The AA Service Manual, pp. 9-10:

The same impulse that drives some new people to try to “do A.A.” alone drives some new GSRs to try to “do general service” alone. There’s no reason to. In fact, there’s every reason not to.

As rewarding and enjoyable as general service can be, you might find yourself feeling overwhelmed at times. A service sponsor can make the difference between struggling in your service position and feeling a sense of purpose and accomplishment (and having some fun along the way!).

A service sponsor is there to answer your questions about your responsibilities, the structure of general service, the Twelve Traditions and Twelve Concepts and how to apply them, and making reports to your group. They can share experiences on managing time and expectations.
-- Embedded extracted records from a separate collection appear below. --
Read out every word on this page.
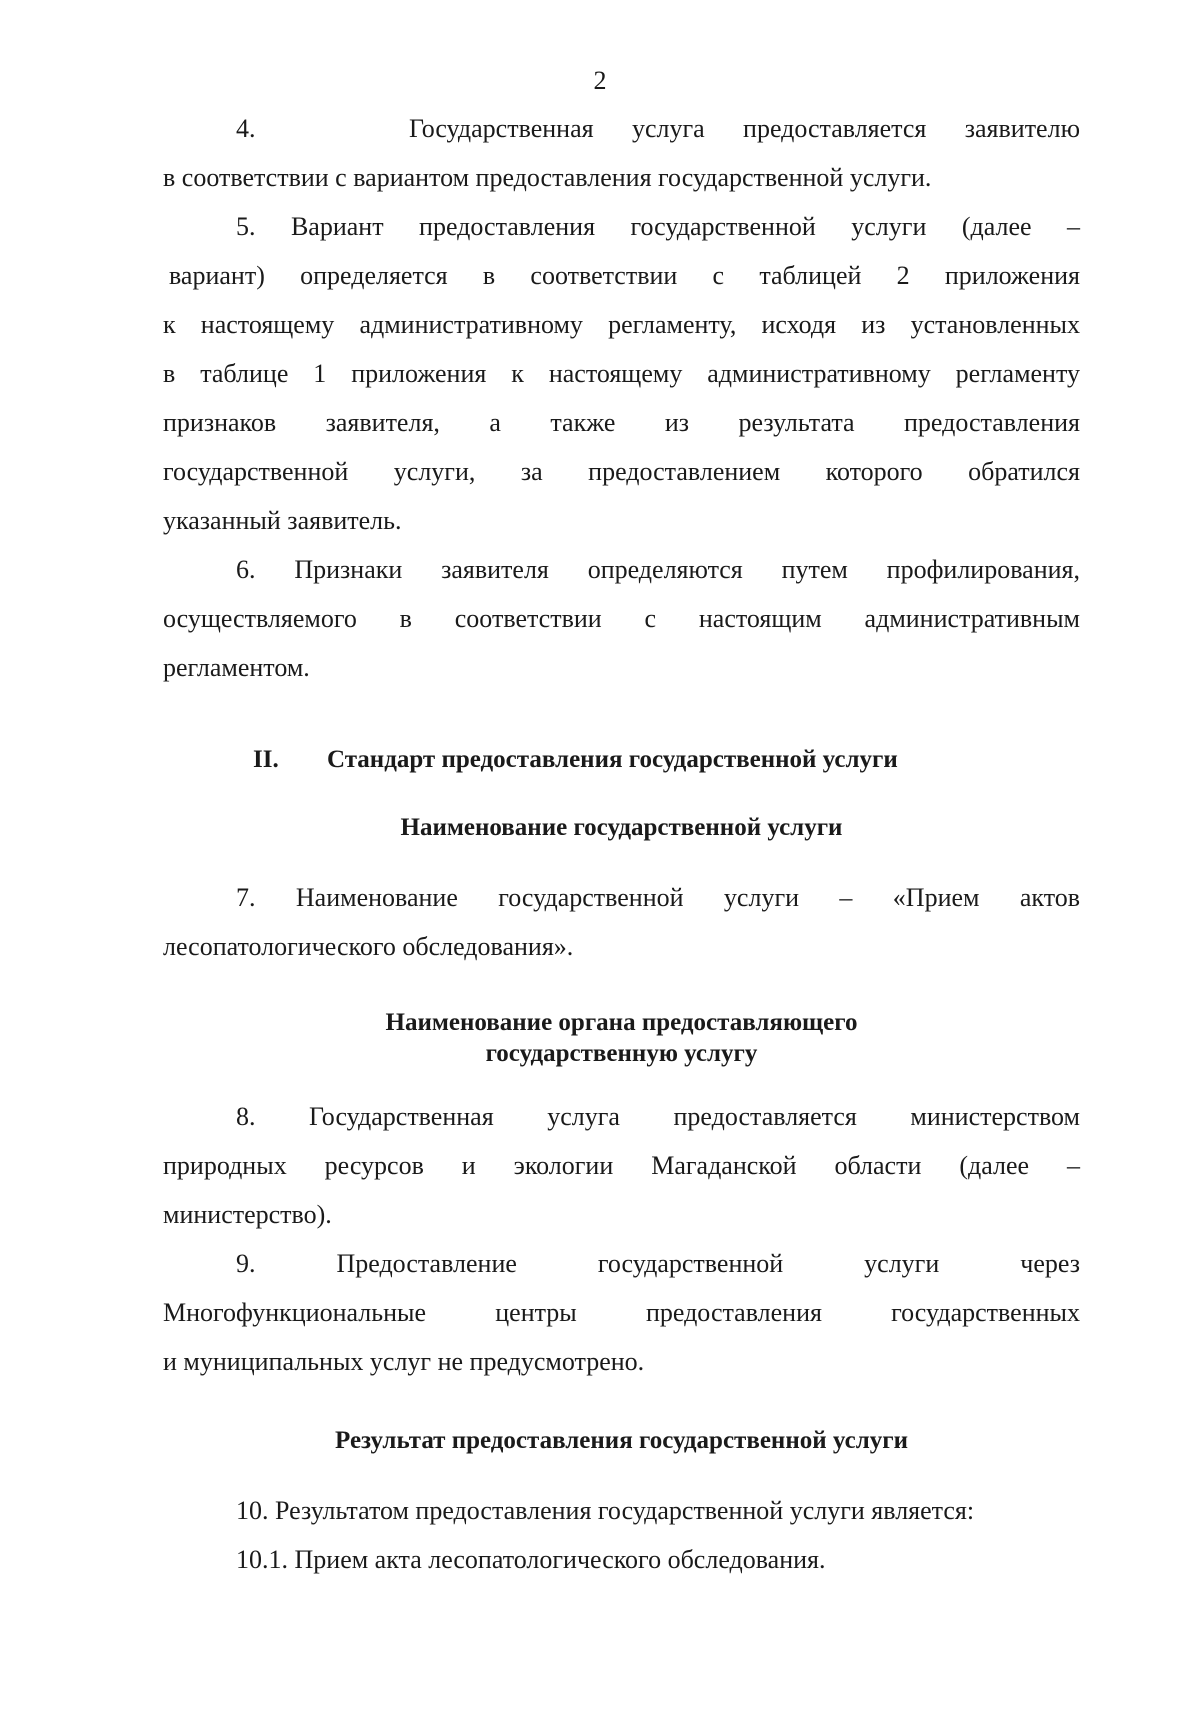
2
4.    Государственная услуга предоставляется заявителю
в соответствии с вариантом предоставления государственной услуги.
5. Вариант предоставления государственной услуги (далее –
вариант) определяется в соответствии с таблицей 2 приложения
к настоящему административному регламенту, исходя из установленных
в таблице 1 приложения к настоящему административному регламенту
признаков заявителя, а также из результата предоставления
государственной услуги, за предоставлением которого обратился
указанный заявитель.
6. Признаки заявителя определяются путем профилирования,
осуществляемого в соответствии с настоящим административным
регламентом.
II. Стандарт предоставления государственной услуги
Наименование государственной услуги
7. Наименование государственной услуги – «Прием актов
лесопатологического обследования».
Наименование органа предоставляющего
государственную услугу
8. Государственная услуга предоставляется министерством
природных ресурсов и экологии Магаданской области (далее –
министерство).
9. Предоставление государственной услуги через
Многофункциональные центры предоставления государственных
и муниципальных услуг не предусмотрено.
Результат предоставления государственной услуги
10. Результатом предоставления государственной услуги является:
10.1. Прием акта лесопатологического обследования.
Simply put, the service sponsor is there to help.

A service sponsor can be defined as one alcoholic who has made some progress in recovery and/or performance in service and who is willing to share this experience with another alcoholic who is just starting the journey.

Service sponsors often introduce newer members to the various aspects of service: setting up a meeting, working on committees, participating in conferences, etc. In this matter it is important for the service sponsor to help individuals understand the distinction between serving the needs of the Fellowship and meeting the personal needs of another group member.

The basis of all sponsorship is to lead by example. Service sponsors can impart to their sponsees the pleasure of involvement in the work of Alcoholics Anonymous. This is best done by stressing the spiritual nature of service work and by pointing out the usefulness of simple footwork and faith.

Co-founder Dr. Bob said, “I spend a great deal of time passing on what I learned to others who want and need it badly. I do it for four reasons: 1. Sense of duty. 2. It is a pleasure. 3. Because in doing so I am paying my debt to the man who took time to pass it on to me. 4. Because every time I do it I take out a little more insurance for myself against a possible slip.”

When considering potential service sponsors, experience of the Fellowship suggests looking for an A.A. member who is:

  • Knowledgeable in A.A. history and the service structure
  • Well acquainted with the various service positions and the principles and concepts that guide general service
  • Familiar with the Twelve Traditions
  • Familiar with The A.A. Service Manual and Twelve Concepts

To find someone with this kind of experience and knowledge, you might consider some of the people you meet or hear at area assemblies and service workshops.